« Bon,
ok, j’ai des passades. Au début de cette année, j’ai découvert
l’écriture de Lilian Bathelot par « Simple mortelle ». Ça m’a plu. Et puis Catherine m’a prêté
« C’est l’Inuit qui gardera le souvenir du blanc », ça m’a
botté. Alors à la Comédie du livre, j’ai trouvé « Terminus mon ange », je l’ai pris. Et je l’ai lu en deux soirs,
hier et avant-hier !
Whaouh !
Cela
ne fait que cent dix-neuf pages, mais c’est dense et sensuel. C’est
l’histoire d’une rencontre dans toute son essence. Oui, voilà.

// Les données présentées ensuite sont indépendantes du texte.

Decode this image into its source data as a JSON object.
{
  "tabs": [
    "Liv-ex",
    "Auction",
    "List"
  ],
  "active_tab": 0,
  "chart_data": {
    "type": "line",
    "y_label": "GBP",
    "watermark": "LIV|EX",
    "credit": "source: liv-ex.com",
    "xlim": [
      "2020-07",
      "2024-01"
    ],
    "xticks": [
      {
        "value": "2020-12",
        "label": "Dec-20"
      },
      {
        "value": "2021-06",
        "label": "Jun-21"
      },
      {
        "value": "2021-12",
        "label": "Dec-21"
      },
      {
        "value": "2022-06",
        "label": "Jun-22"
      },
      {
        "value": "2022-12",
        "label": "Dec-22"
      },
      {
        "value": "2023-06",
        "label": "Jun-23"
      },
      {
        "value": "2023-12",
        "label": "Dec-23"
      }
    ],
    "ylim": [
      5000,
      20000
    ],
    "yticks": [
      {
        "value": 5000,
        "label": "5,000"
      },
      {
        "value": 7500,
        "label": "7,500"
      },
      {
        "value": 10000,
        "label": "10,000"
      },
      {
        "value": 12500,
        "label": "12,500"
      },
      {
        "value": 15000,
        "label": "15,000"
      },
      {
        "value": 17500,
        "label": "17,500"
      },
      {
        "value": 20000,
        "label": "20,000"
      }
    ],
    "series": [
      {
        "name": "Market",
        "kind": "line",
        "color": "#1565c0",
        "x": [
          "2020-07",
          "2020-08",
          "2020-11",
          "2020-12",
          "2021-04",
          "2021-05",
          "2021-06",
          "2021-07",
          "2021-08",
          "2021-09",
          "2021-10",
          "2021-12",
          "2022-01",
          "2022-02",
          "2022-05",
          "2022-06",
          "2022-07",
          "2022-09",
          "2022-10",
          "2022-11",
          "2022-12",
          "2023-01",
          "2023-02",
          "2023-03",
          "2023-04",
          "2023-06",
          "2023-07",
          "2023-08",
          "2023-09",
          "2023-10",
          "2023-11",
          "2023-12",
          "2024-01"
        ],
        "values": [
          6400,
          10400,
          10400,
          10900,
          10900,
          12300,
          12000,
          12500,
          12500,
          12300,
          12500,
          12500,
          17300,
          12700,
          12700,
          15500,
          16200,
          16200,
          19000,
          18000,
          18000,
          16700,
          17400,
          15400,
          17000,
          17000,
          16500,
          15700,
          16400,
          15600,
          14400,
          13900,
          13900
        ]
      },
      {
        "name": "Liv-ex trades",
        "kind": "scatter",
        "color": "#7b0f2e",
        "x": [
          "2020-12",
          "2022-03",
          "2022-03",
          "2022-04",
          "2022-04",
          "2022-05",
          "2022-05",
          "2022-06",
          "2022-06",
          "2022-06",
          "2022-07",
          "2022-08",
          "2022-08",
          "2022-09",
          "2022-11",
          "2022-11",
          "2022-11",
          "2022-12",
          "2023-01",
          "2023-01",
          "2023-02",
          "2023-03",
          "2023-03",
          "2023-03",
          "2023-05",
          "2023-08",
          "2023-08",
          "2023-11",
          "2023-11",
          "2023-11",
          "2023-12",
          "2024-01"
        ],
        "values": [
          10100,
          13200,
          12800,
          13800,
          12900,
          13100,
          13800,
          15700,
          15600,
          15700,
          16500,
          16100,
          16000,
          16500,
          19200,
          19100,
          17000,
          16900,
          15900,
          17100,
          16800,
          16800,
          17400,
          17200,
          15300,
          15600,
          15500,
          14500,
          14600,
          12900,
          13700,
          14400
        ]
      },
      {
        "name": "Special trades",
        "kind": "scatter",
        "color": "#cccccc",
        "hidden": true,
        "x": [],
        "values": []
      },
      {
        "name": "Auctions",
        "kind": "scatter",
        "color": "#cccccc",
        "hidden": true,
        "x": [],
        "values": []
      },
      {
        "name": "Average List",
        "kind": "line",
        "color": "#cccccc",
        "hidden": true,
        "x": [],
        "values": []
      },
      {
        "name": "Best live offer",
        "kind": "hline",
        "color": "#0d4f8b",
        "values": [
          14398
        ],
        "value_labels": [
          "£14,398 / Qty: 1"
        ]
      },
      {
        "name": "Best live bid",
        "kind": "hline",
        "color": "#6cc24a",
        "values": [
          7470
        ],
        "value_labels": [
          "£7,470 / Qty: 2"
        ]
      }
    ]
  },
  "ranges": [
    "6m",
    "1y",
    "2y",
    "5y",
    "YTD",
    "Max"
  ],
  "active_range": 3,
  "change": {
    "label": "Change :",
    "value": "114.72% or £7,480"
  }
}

La situation, les circonstances sont particulières (dans les deux
sens du terme, elles sont à la fois uniques parce que c’est lui,
parce que c’est elle, mais elles sont aussi exceptionnelles parce
que les protagonistes s’avèrent être exceptionnels), mais ce que
nous raconte Lilian Bathelot, c’est toutes les sensations, les
flashs, les accélérés, les ralentissements que l’on vit tous –
je crois – lorsque l’on rencontre quelqu’un qui nous touche. Un
truc carrément universel quoi. C’est beau. »
Laurence
Holvoet
p. 21 « Le train roulait clac
clac, et de temps en temps, quelque chose à dire me passait par
la tête. Et même deux ou trois trucs qui l’auraient entraînée
dans une conversation sans qu’elle s’en rende compte, bien
qu’elle semblât plutôt sur ses gardes, en définitive.
Mais je renonçais chaque fois à
tenter d’allumer la conversation.
J’y renonçais sans raison, comme
d’habitude depuis toutes ces semaines. Juste à cause du brouillard
que j’avais dans la tête, et qui faisait que je n’étais pas
certain de savoir me dépatouiller de la suite si je me lançais dans
quelque chose.
Peur de ne pas contrôler la suite. »
p. 48 « Quelque part, quelqu’un
avait tourné l’interrupteur. Tout était devenu plein, incroyable,
et ami.
Les mots et les gestes étaient tous à
leur place, comme les pêchers d’un verger où il y a trop d’herbes
folles sous un soleil très bas et les arbres en fleurs. Lové sous
l’édredon, on voit le soleil à travers les pêchers, les pêchers
à travers la fenêtre écaillée dont les vitres bullées déforment
un peu les choses. Elle ne voit pas tout ça, elle, elle dort encore,
juste à côté, sous le même édredon, et on sent la douceur de sa
cuisse contre la peau du ventre, l’odeur de son sommeil, qu’on
aime tellement soudain, un peu douce, un peu forte, parce qu’on
s’est aimé tellement, aussi, et que ces moments-là remontent à
la surface. »
p. 65 « Dans la vitre sombre,
j’ai vu son visage se relever. Ses yeux n’étaient pas exactement
dans les miens, ils avaient élargi le champ à tout mon visage, et
ils avaient des questions, ça se voyait, des questions qui ne
venaient pas de la même boîte que mes réponses, impossible de
faire des familles.
J’ai haussé les épaules.
Là, c’était une réponse qui ne
lui allait pas trop mal sans doute, qui avait dû tomber sur une
question possible, parce qu’elle s’est mise à hocher la tête,
doucement, longtemps, un temps dispersé qui ne peut s’empiler dans
aucune minute, qui s’ouvre sur des infinis qu’on entrevoit à
peine et dont on ne sait pas très bien s’ils sont à l’intérieur
de nous-même ou s’ils viennent d’ailleurs, mais ce n’est pas
grave au fond : ils existent, on les a effleurés, c’est tout
ce qu’on peut faire, on ne peut pas mieux, c’est impossible.
On aimerait bien, pourtant, que ça
dure davantage, surtout si on les a effleurés ensemble avec
quelqu’un d’autre, et qu’on choisit à ce moment-là d’appeler
cet effleurement je t’aime. »
Lilian Bathelot, un auteur devenu incontournable en plus d'un ami. Celui dont vous parlez est mon préféré. Jetez-vous dedans.